The conditions object provides a flexible way to define custom rules using comparison operators, logical operators, and context variables available during payment authorization.

Comparison Operators:

  • eq (equals), ne (not equals)
  • gt (greater than), gte (greater than or equal)
  • lt (less than), lte (less than or equal)
  • in (value in list), not_in (value not in list)
  • matches (regex pattern match)
  • contains (string/array contains)

Logical Operators:

  • and - All conditions must be true
  • or - At least one condition must be true
  • not - Negates a condition

Context Variables:

  • transaction.* - Transaction fields (amount, currency, billing_amount, billing_currency, merchant_mcc, merchant_id, merchant_country)
  • account.* - Account fields (account_id, provision_id)
  • time.* - Time-based fields (current_time, day_of_week)

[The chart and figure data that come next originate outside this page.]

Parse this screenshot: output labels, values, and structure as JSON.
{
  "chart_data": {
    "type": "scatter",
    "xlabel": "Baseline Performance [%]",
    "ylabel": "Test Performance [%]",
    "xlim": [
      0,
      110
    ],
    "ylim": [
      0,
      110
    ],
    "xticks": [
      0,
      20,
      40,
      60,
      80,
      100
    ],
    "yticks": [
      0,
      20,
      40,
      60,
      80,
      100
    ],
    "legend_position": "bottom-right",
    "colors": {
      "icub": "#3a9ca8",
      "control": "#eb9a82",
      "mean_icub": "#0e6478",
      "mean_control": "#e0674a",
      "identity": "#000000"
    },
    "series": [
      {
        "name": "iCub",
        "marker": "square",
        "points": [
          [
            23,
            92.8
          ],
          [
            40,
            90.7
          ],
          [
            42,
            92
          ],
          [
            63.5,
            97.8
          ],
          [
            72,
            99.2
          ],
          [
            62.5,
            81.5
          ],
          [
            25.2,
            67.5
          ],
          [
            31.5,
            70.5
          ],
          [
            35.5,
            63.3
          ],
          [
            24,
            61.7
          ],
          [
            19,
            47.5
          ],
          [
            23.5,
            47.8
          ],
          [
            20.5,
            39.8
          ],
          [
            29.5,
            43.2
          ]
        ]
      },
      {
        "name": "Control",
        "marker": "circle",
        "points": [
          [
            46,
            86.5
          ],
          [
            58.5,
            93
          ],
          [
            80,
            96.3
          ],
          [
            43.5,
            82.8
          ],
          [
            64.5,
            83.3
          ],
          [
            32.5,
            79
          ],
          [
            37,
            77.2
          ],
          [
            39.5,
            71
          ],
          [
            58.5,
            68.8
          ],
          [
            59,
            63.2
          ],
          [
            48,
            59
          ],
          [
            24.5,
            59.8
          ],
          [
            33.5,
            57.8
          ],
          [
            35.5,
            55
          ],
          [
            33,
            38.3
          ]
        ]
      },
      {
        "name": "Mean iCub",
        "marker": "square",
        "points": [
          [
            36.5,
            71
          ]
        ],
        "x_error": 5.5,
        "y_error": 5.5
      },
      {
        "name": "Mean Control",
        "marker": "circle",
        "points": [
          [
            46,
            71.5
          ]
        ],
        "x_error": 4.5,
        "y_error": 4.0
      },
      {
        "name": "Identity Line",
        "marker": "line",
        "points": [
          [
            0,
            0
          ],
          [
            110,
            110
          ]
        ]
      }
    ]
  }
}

See the example below for the condition expression syntax:

{
  "description": "Block transactions above 500 USD outside of US, CA or GB",
  "parameters": {},
  "conditions": {
    "operator": "and",
    "expressions": [
      {
        "operator": "gt",
        "left": "transaction.billing_amount",
        "right": 500
      },
      {
        "operator": "eq",
        "left": "transaction.billing_currency",
        "right": "USD"
      },
      {
        "operator": "not_in",
        "left": "transaction.merchant_country",
        "right": ["US", "CA", "GB"]
      }
    ]
  },
  "violation_policy": "decline"
}

Other operations

Our API Reference provides details and examples for:

  • Use List Rulesets API to return all rulesets (without individual rules).
  • Use Get Ruleset API to view the details of a specific ruleset, including all individual rules.
  • Use Update Ruleset API to change the details of a ruleset; this can be used to add, update or remove rules within a ruleset, but also to change which ruleset is the default ruleset.
  • Use Delete Ruleset API to delete a ruleset; this can only be done if this ruleset is not assigned to any account.